With a diverse panel assembled, a variety of thoughts and experiences were to be expected. But what was striking about this presentation is how the student exhibited rapt attention – particularly noticeable because the presentation itself was fairly sparse – no multi-media and scarcely any props save some yellowing newspaper clippings. Just men sharing and students listening. And it was stunning in it’s simplicity.
Marine Dave Kissick came home to be a Principal at Lansingburgh High School. He focused on the “What if?” aspect of history, noting that service in Vietnam was “nothing like HBO” – referring to Band of Brothers which got many knowing nods from all in the assembly.
Lew Benton recalled being drafted into the Army at age 25, after having been married, and feeling grateful that he was able to serve as a medic – that thought tempered by the sobering reality that he treated about 1,000 combat wounds during his service.
25th Infantryman Don Little, now the head of the County’s VETHELP program: “I didn’t know how much military service would affect my life… once, I didn’t want anyone to even know I served. Now I’m proud.”
Roy McDonald served in the Army and later came home to a career in the state senate. “The best part of service in Vietnam: The people. All kinds were accepted – we were all family.”
The worst part: “Everything else. Romance about war is a movie – not reality… you could tell what people cared about by what they carried in their pockets – family photos, mementoes of home. I never forget every day that I have 60,000 reasons to be thankful,” referring to the number of people lost in the conflict.

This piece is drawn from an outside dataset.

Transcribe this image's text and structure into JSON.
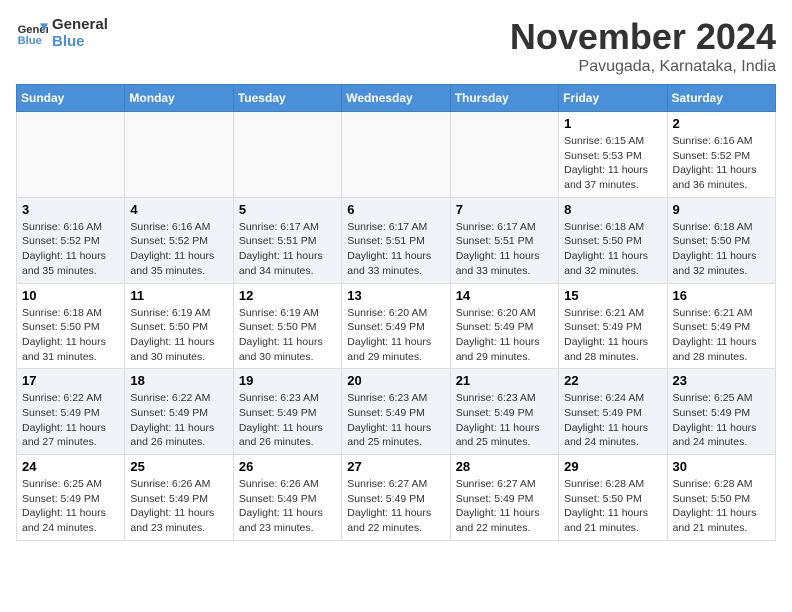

Other veterans expressed concepts like “survivor’s guilt” and their experiences under friendly fire.
Jim Coyne was the military “lifer” of the group. 36 years service; rising from the rank of Private to Colonel. He used his time as a teaching moment, giving students baseline facts and figures that don’t appear in movies. For instance, Vietnam, a country of 19 million people, is only 10 percent Buddhist.
The teaching was interspersed with good humor, as Coyne noted that some of his biggest wish list items in the field were “toilet paper and ice,” but never unmindful of how lucky he was to come through Vietnam alive.

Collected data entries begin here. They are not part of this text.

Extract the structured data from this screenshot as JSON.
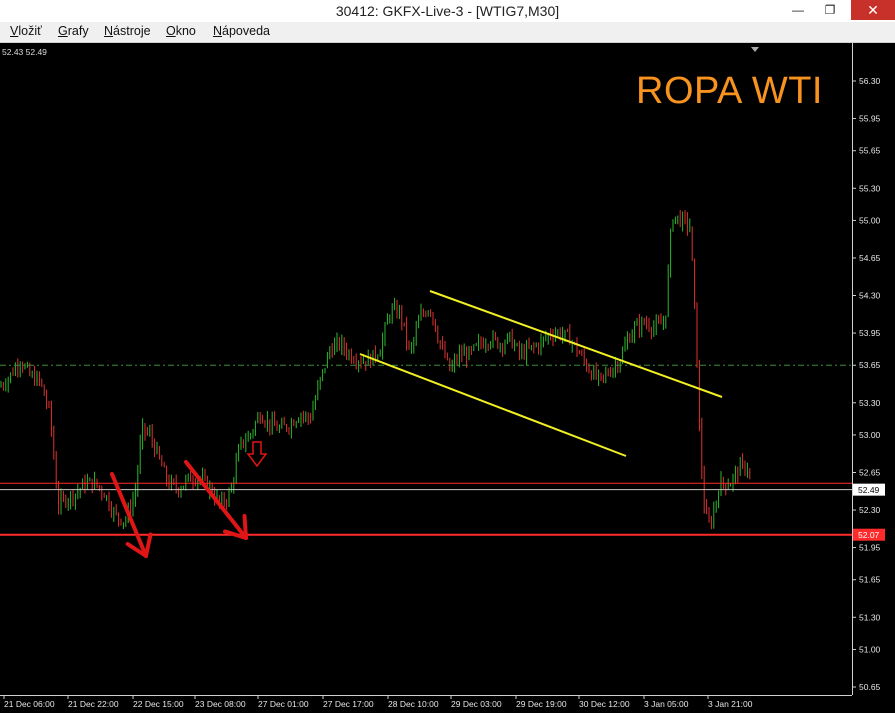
{
  "window": {
    "title": "30412: GKFX-Live-3 - [WTIG7,M30]",
    "min_glyph": "—",
    "max_glyph": "❐",
    "close_glyph": "✕"
  },
  "menu": [
    {
      "first": "V",
      "rest": "ložiť"
    },
    {
      "first": "G",
      "rest": "rafy"
    },
    {
      "first": "N",
      "rest": "ástroje"
    },
    {
      "first": "O",
      "rest": "kno"
    },
    {
      "first": "N",
      "rest": "ápoveda"
    }
  ],
  "mdi": {
    "min": "_",
    "restore": "❐",
    "close": "✕"
  },
  "chart": {
    "header_prices": "52.43 52.49",
    "overlay_title": "ROPA WTI",
    "y_ticks": [
      "56.30",
      "55.95",
      "55.65",
      "55.30",
      "55.00",
      "54.65",
      "54.30",
      "53.95",
      "53.65",
      "53.30",
      "53.00",
      "52.65",
      "52.30",
      "51.95",
      "51.65",
      "51.30",
      "51.00",
      "50.65"
    ],
    "x_ticks": [
      "21 Dec 06:00",
      "21 Dec 22:00",
      "22 Dec 15:00",
      "23 Dec 08:00",
      "27 Dec 01:00",
      "27 Dec 17:00",
      "28 Dec 10:00",
      "29 Dec 03:00",
      "29 Dec 19:00",
      "30 Dec 12:00",
      "3 Jan 05:00",
      "3 Jan 21:00"
    ],
    "current_price_label": "52.49",
    "support_label": "52.07",
    "colors": {
      "bull": "#2db82d",
      "bear": "#e03030",
      "channel": "#f0f022",
      "arrows": "#e01515",
      "support": "#ff2a2a",
      "dashed_level": "#3c8c3c",
      "title": "#f7931e"
    }
  },
  "chart_data": {
    "type": "candlestick",
    "symbol": "WTIG7",
    "timeframe": "M30",
    "ylim": [
      50.6,
      56.5
    ],
    "close_path": [
      [
        0,
        53.45
      ],
      [
        10,
        53.55
      ],
      [
        20,
        53.7
      ],
      [
        30,
        53.55
      ],
      [
        40,
        53.5
      ],
      [
        50,
        53.2
      ],
      [
        58,
        52.35
      ],
      [
        65,
        52.4
      ],
      [
        75,
        52.45
      ],
      [
        85,
        52.55
      ],
      [
        95,
        52.55
      ],
      [
        105,
        52.45
      ],
      [
        115,
        52.25
      ],
      [
        125,
        52.2
      ],
      [
        135,
        52.45
      ],
      [
        142,
        53.05
      ],
      [
        150,
        53.0
      ],
      [
        160,
        52.75
      ],
      [
        168,
        52.55
      ],
      [
        178,
        52.5
      ],
      [
        190,
        52.6
      ],
      [
        200,
        52.6
      ],
      [
        210,
        52.5
      ],
      [
        220,
        52.35
      ],
      [
        230,
        52.45
      ],
      [
        240,
        52.9
      ],
      [
        250,
        53.0
      ],
      [
        260,
        53.2
      ],
      [
        270,
        53.1
      ],
      [
        280,
        53.05
      ],
      [
        290,
        53.1
      ],
      [
        300,
        53.2
      ],
      [
        310,
        53.15
      ],
      [
        320,
        53.5
      ],
      [
        330,
        53.8
      ],
      [
        340,
        53.85
      ],
      [
        350,
        53.75
      ],
      [
        360,
        53.7
      ],
      [
        370,
        53.7
      ],
      [
        380,
        53.8
      ],
      [
        390,
        54.15
      ],
      [
        400,
        54.15
      ],
      [
        410,
        53.75
      ],
      [
        420,
        54.1
      ],
      [
        430,
        54.2
      ],
      [
        440,
        53.85
      ],
      [
        450,
        53.6
      ],
      [
        460,
        53.75
      ],
      [
        470,
        53.75
      ],
      [
        480,
        53.85
      ],
      [
        490,
        53.9
      ],
      [
        500,
        53.85
      ],
      [
        510,
        53.9
      ],
      [
        520,
        53.75
      ],
      [
        530,
        53.8
      ],
      [
        540,
        53.85
      ],
      [
        550,
        53.95
      ],
      [
        560,
        53.95
      ],
      [
        570,
        53.9
      ],
      [
        580,
        53.75
      ],
      [
        590,
        53.6
      ],
      [
        600,
        53.5
      ],
      [
        610,
        53.6
      ],
      [
        620,
        53.7
      ],
      [
        628,
        53.9
      ],
      [
        635,
        54.0
      ],
      [
        645,
        54.05
      ],
      [
        655,
        54.0
      ],
      [
        665,
        54.05
      ],
      [
        672,
        55.05
      ],
      [
        682,
        55.0
      ],
      [
        690,
        54.95
      ],
      [
        696,
        53.95
      ],
      [
        700,
        52.9
      ],
      [
        705,
        52.25
      ],
      [
        710,
        52.15
      ],
      [
        720,
        52.55
      ],
      [
        730,
        52.55
      ],
      [
        740,
        52.7
      ],
      [
        748,
        52.7
      ],
      [
        752,
        52.55
      ]
    ],
    "levels": {
      "current_price": 52.49,
      "support": 52.07,
      "upper_red": 52.55,
      "dashed_green": 53.65
    }
  }
}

This event at Saratoga Springs High School was but one of several scheduled in our city, showing it’s commitment to do the important work of being a true commemorative partner – that this will be more than sewing a patch on a jacket or a hat.

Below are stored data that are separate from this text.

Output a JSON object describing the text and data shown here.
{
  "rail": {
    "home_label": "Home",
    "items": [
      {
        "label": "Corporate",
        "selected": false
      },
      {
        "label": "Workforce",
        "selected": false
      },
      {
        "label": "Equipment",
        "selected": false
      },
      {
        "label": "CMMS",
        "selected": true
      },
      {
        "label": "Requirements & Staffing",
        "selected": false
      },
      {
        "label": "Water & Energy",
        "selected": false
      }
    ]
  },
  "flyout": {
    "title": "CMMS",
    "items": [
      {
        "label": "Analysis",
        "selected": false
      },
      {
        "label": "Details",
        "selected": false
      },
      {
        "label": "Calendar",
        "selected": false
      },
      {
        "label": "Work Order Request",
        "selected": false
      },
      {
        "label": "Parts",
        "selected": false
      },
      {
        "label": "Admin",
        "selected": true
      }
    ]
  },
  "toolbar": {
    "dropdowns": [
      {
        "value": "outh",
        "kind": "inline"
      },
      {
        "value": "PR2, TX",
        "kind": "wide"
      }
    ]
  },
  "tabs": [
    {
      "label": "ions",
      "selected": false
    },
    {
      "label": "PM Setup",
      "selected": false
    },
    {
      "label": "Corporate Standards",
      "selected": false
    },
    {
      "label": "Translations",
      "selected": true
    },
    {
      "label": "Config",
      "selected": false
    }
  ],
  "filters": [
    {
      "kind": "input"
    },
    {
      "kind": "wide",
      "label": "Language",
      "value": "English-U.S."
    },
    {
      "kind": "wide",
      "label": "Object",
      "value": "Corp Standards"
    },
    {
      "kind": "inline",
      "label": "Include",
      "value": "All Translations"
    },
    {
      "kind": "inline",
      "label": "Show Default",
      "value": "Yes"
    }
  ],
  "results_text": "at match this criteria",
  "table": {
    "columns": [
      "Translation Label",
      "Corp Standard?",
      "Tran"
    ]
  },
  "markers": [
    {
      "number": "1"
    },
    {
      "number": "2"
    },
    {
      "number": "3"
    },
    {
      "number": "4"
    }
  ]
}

Events like today are not as showy as a parade, but serve incredibly important purposes. Chief among them is to educate and, hopefully, learn from the inhumanity of war. Specifically in the case of all our Vietnam veterans, events such as these serve to bestow honor to them for their service to our country that, in most cases, they never received.
Their long overdue welcome home is finally just beginning now. Today was one example of a promise kept that everyone should be proud to see play out.